Bu savaşta gösterilen beklenmedik direnç, İstanbul ve
Çanakkale Boğazları’ndan geçerek ekonomisi bozulan
müttefikleri Rusya’ya yardım etmek isteyen İngiltere ve
Fransa’nın bu planlarını gerçekleştirmelerini engellemiş ve
bozulan ekonomisinin yarattığı kargaşa sonucunda Rusya’da
yaşanan devrim, bu ülkede rejimin değişmesine, bir başka
deyişle bir dönemin bitip başka bir dönemin başlamasına neden
olmuştur.
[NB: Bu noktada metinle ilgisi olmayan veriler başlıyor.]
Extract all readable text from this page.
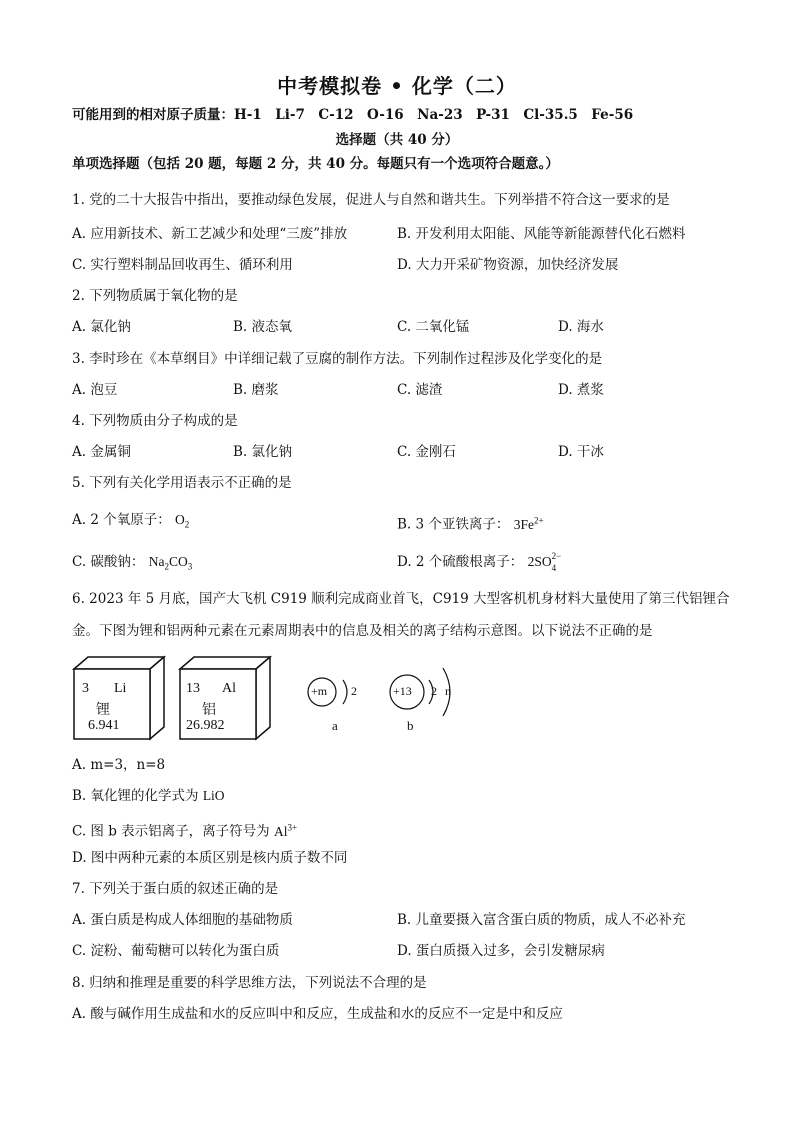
中考模拟卷 • 化学（二）
可能用到的相对原子质量：H-1　Li-7　C-12　O-16　Na-23　P-31　Cl-35.5　Fe-56
选择题（共 40 分）
单项选择题（包括 20 题，每题 2 分，共 40 分。每题只有一个选项符合题意。）
1. 党的二十大报告中指出，要推动绿色发展，促进人与自然和谐共生。下列举措不符合这一要求的是
A. 应用新技术、新工艺减少和处理“三废”排放	B. 开发利用太阳能、风能等新能源替代化石燃料
C. 实行塑料制品回收再生、循环利用	D. 大力开采矿物资源，加快经济发展
2. 下列物质属于氧化物的是
A. 氯化钠	B. 液态氧	C. 二氧化锰	D. 海水
3. 李时珍在《本草纲目》中详细记载了豆腐的制作方法。下列制作过程涉及化学变化的是
A. 泡豆	B. 磨浆	C. 滤渣	D. 煮浆
4. 下列物质由分子构成的是
A. 金属铜	B. 氯化钠	C. 金刚石	D. 干冰
5. 下列有关化学用语表示不正确的是
A. 2 个氧原子： $O_2$	B. 3 个亚铁离子： $3Fe^{2+}$
C. 碳酸钠： $Na_2CO_3$	D. 2 个硫酸根离子： 2SO 2−
4
6. 2023 年 5 月底，国产大飞机 C919 顺利完成商业首飞，C919 大型客机机身材料大量使用了第三代铝锂合
金。下图为锂和铝两种元素在元素周期表中的信息及相关的离子结构示意图。以下说法不正确的是
3 Li
锂
6.941
13 Al
铝
26.982
+m 2
a
+13 2 n
b
A. m=3，n=8
B. 氧化锂的化学式为 LiO
C. 图 b 表示铝离子，离子符号为 $Al^{3+}$
D. 图中两种元素的本质区别是核内质子数不同
7. 下列关于蛋白质的叙述正确的是
A. 蛋白质是构成人体细胞的基础物质	B. 儿童要摄入富含蛋白质的物质，成人不必补充
C. 淀粉、葡萄糖可以转化为蛋白质	D. 蛋白质摄入过多，会引发糖尿病
8. 归纳和推理是重要的科学思维方法，下列说法不合理的是
A. 酸与碱作用生成盐和水的反应叫中和反应，生成盐和水的反应不一定是中和反应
Sözkonusu savaşta Türklerin gösterdiği insanüstü
direniş ve başarı, dünyada emperyalist ülkelerin güdümündeki
mazlum milletler için de cesaret kaynağı olmuş, Asya ve
Afrika’da bu ülkelerin sömürgesi konumunda yaşayan Müslüman
uluslara bu zaferle bağımsızlık ve özgürlük tohumları
atılmıştır. Bütün bunlar da dünya siyasi haritasında
değişimlere neden olmuştur.
Vatan
sevgisinin harekete geçirdiği bir manevi güç, kelebek
etkisinin açık bir örneği olarak, tüm dünyada işte böylesine
değişimlere neden olabilmektedir. Dolayısıyla Atatürk’ün de
vurguladığı Türk Milleti’ndeki büyük gelişme yeteneğinin
ispatını görmek için tarihin sayfalarına bakmak yeterlidir.
Peki
tarih boyunca bunun gibi sayısız gelişmelere imzasını atan
Türk Milleti bugün kendi değerlerinin, yeteneklerinin, eşsiz
olduğu kadar gizemli de olan coğrafyasının ve kendi kendine
ayakta durabilme gücünün ne kadar farkındadır?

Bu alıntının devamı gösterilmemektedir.